Putsch
USA streichen Hilfen für Honduras zusammen

Im Streit mit der durch einen Putsch an die Macht gekommene Regierung von Honduras, erhöhen die USA nun den Druck: das US-Außenministerium am Donnerstag ankündigte, wurden große Teile der Entwicklungshilfen gestrichen. Doch mit der Verurteilung des erzwungenen Regierungswechsels halten sich die USA nach wie vor zurück.

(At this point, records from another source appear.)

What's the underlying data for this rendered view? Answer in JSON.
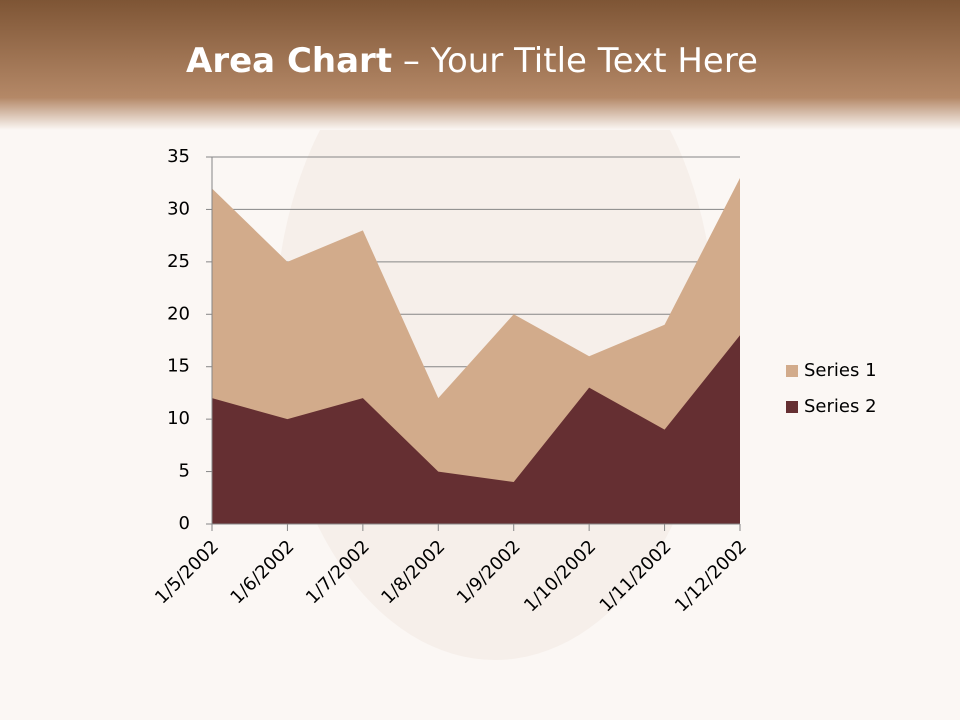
{
  "chart_data": {
    "type": "area",
    "title": [
      "Area Chart",
      "– Your Title Text Here"
    ],
    "categories": [
      "1/5/2002",
      "1/6/2002",
      "1/7/2002",
      "1/8/2002",
      "1/9/2002",
      "1/10/2002",
      "1/11/2002",
      "1/12/2002"
    ],
    "series": [
      {
        "name": "Series 1",
        "color": "#d2ab8b",
        "values": [
          32,
          25,
          28,
          12,
          20,
          16,
          19,
          33
        ]
      },
      {
        "name": "Series 2",
        "color": "#652f32",
        "values": [
          12,
          10,
          12,
          5,
          4,
          13,
          9,
          18
        ]
      }
    ],
    "ylim": [
      0,
      35
    ],
    "yticks": [
      0,
      5,
      10,
      15,
      20,
      25,
      30,
      35
    ],
    "grid": true,
    "legend": "right"
  }
}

HB WASHINGTON. Eine Summe wurde nicht genannt. Regierungskreisen zufolge soll es sich um mehr als 30 Mio. Dollar handeln. Formell wirksam wird die Aussetzung der Gelder aber erst, wenn die Absetzung des honduranischen Präsidenten Manuel Zelaya offiziell als Militärputsch bezeichnet wird. Da hielt sich das Ministerium aber zurück. Die Umstände, die zur Absetzung von Zelaya geführt hätten, seien kompliziert, hieß es.

Zelaya war im Streit über eine zweite Amtszeit Ende Juni vom Militär außer Landes gebracht worden. Auslöser war der Streit um ein von dem ehemaligen Präsidenten angesetztes Referendum zur Einsetzung einer Verfassungsgebenden Versammlung. Zelaya ist in Honduras wegen Amtsmissbrauchs und Landesverrat angeklagt.

Die USA und die Organisation Amerikanischer Staaten (OAS) hatten dies wiederholt verurteilt. Die USA ließen durchblicken, dass sie unter den gegebenen Umständen die für November geplanten Wahlen nicht anerkennen würden.